President Saakashvili said on February 17, that Georgian “media still lacks objectivity and professionalism.”
Speaking to an audience in London-based think-tank, Chatham House, Saakashvili said that his “government is committed to media freedom” and added that there were several TV channels in Georgia “hostile” to the authorities.
“There are several hostile channels on the air and they have satellite license to broadcast everywhere; [these are] very, very hostile channels,” he said.
By saying “hostile” he was apparently referring to Maestro and Kavkasia – two TV stations broadcasting in the capital Tbilisi.
“There are also other independent media channels,” Saakashvili continued, “there are 24 regional independent media channels.”
According to a report by Transparency International-Georgia about the broadcast media landscape, several TV stations in regions are owned by people who are “closely connected” to members of national or regional administrative bodies and high-ranking ruling party officials.

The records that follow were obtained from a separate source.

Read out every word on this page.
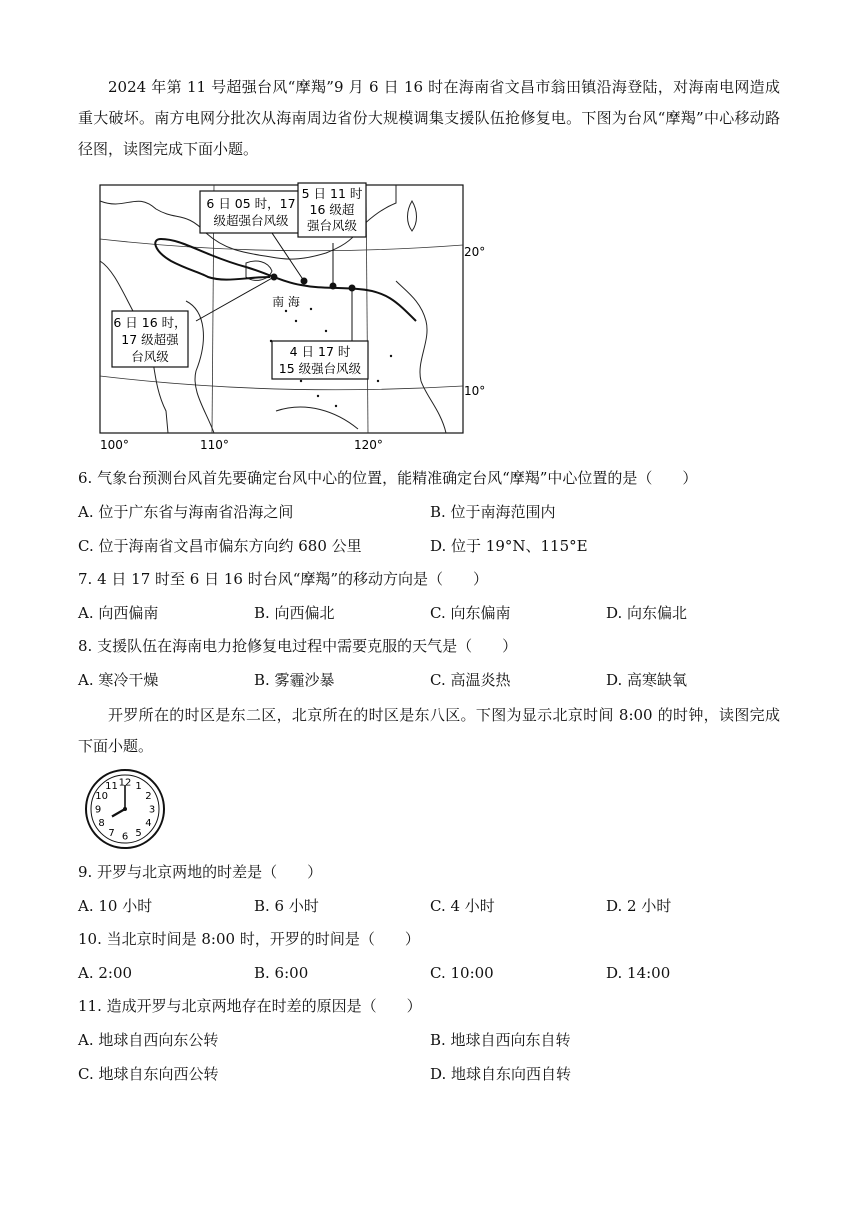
2024 年第 11 号超强台风“摩羯”9 月 6 日 16 时在海南省文昌市翁田镇沿海登陆，对海南电网造成重大破坏。南方电网分批次从海南周边省份大规模调集支援队伍抢修复电。下图为台风“摩羯”中心移动路径图，读图完成下面小题。
6 日 05 时，17
级超强台风级
5 日 11 时
16 级超
强台风级
6 日 16 时，
17 级超强
台风级	4 日 17 时
15 级强台风级
南 海
20°
10°
100°	110°	120°
6. 气象台预测台风首先要确定台风中心的位置，能精准确定台风“摩羯”中心位置的是（　　）
A. 位于广东省与海南省沿海之间	B. 位于南海范围内
C. 位于海南省文昌市偏东方向约 680 公里	D. 位于 19°N、115°E
7. 4 日 17 时至 6 日 16 时台风“摩羯”的移动方向是（　　）
A. 向西偏南	B. 向西偏北	C. 向东偏南	D. 向东偏北
8. 支援队伍在海南电力抢修复电过程中需要克服的天气是（　　）
A. 寒冷干燥	B. 雾霾沙暴	C. 高温炎热	D. 高寒缺氧
开罗所在的时区是东二区，北京所在的时区是东八区。下图为显示北京时间 8:00 的时钟，读图完成下面小题。
12 1
2
3
4
5
6
7
8
9
10
11
9. 开罗与北京两地的时差是（　　）
A. 10 小时	B. 6 小时	C. 4 小时	D. 2 小时
10. 当北京时间是 8:00 时，开罗的时间是（　　）
A. 2:00	B. 6:00	C. 10:00	D. 14:00
11. 造成开罗与北京两地存在时差的原因是（　　）
A. 地球自西向东公转	B. 地球自西向东自转
C. 地球自东向西公转	D. 地球自东向西自转
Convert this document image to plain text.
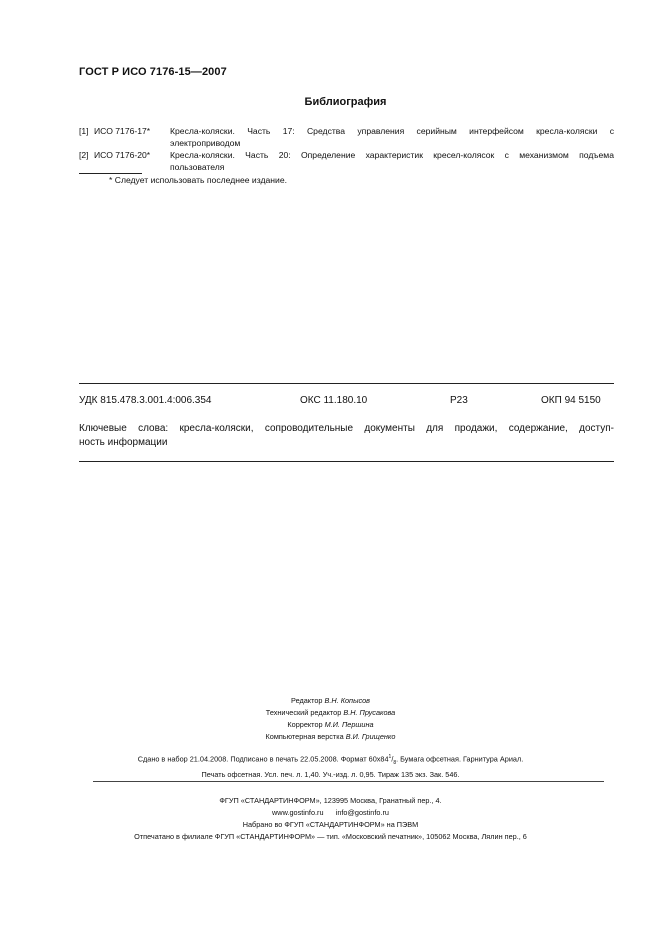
ГОСТ Р ИСО 7176-15—2007
Библиография
[1] ИСО 7176-17* Кресла-коляски. Часть 17: Средства управления серийным интерфейсом кресла-коляски с
электроприводом
[2] ИСО 7176-20* Кресла-коляски. Часть 20: Определение характеристик кресел-колясок с механизмом подъема
пользователя
* Следует использовать последнее издание.
УДК 815.478.3.001.4:006.354	ОКС 11.180.10	Р23	ОКП 94 5150
Ключевые слова: кресла-коляски, сопроводительные документы для продажи, содержание, доступ-
ность информации
Редактор В.Н. Копысов
Технический редактор В.Н. Прусакова
Корректор М.И. Першина
Компьютерная верстка В.И. Грищенко
Сдано в набор 21.04.2008. Подписано в печать 22.05.2008. Формат $60х84^1/_8$. Бумага офсетная. Гарнитура Ариал.
Печать офсетная. Усл. печ. л. 1,40. Уч.-изд. л. 0,95. Тираж 135 экз. Зак. 546.
ФГУП «СТАНДАРТИНФОРМ», 123995 Москва, Гранатный пер., 4.
www.gostinfo.ru info@gostinfo.ru
Набрано во ФГУП «СТАНДАРТИНФОРМ» на ПЭВМ
Отпечатано в филиале ФГУП «СТАНДАРТИНФОРМ» — тип. «Московский печатник», 105062 Москва, Лялин пер., 6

President Saakashvili also said that reforms were underway “to ensure and broaden political debates” and in this context he mentioned planned reorganization of the public broadcaster’s second channel to provide coverage of parliament proceedings and to allocate airtime to politicians’ statements and press conference.
Saakashvili welcomed cooperation between BBC World Service Trust and the Georgian public broadcaster. A BBC team is monitoring and advising the public broadcaster’s newsroom. Saakashvili said that he had recently met with this team “to hear what they have to say.”